The therapy continued and at least three times a week I had to let her go. She wasn't ready and I wasn't either but we didn't really have a choice. I know this sounds weird but I would get her from therapy sessions and for the rest of the day she smelled like the therapists perfum. I HATED this. I didn't want this therapist handling her. It should be me. Things shouldn't be this hard for her.
And as she neared three and we received the Rett diagnosis I had to completly let go. She needed so much therapy and had aged out of the Early Intervention program. She would now receive her therapy at preschool. The preschool I wasn't ready to send her to.
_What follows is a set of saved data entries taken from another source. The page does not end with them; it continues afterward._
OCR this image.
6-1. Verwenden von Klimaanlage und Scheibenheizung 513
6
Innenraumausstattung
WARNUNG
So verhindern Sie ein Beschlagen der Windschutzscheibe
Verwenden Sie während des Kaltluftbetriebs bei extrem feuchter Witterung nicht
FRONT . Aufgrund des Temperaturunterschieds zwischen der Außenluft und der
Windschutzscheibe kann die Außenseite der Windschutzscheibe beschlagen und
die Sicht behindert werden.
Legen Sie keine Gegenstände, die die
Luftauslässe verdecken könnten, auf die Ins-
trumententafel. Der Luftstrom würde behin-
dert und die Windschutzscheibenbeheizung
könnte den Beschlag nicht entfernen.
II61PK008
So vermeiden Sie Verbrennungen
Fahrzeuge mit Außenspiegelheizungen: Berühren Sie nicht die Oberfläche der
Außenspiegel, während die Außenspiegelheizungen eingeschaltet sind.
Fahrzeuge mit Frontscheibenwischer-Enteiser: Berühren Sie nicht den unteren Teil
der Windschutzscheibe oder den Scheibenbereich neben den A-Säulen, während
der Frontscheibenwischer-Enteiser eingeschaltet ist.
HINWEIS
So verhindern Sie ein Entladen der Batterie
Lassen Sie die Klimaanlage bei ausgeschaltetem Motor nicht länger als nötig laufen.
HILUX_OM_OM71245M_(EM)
I had to watch her lose her speech, her ability to flip through her beloved books and her ability to play with her toys. I had to let go of what I thought her future might hold. This letting go has been the most painful so far.
I have had to open my hands, release my tight grip and trust in God's plan for her life. Whatever that plan may be, I have to find a way to make peace. And in a way letting go of the worries, of the future of the what-ifs has been a good thing. I am simply UNABLE to think beyond the near future. If I do, I will drive myself insane. What if she starts having seizures? What if one day she isn't able to walk? What if one day she never wakes up? Erase it all. Focus on today and find a way to HOLD ON. Hold on to the idea that one day there will be a treatment. One day there will be a cure. One day I will hear what she has to say!
I've realized this parenting thing is truly an art. Just when you think you've got the hang of it, you have to slowly let go...of all the control you THOUGHT you had. You have to open yourself up to whatever life has in store and make peace.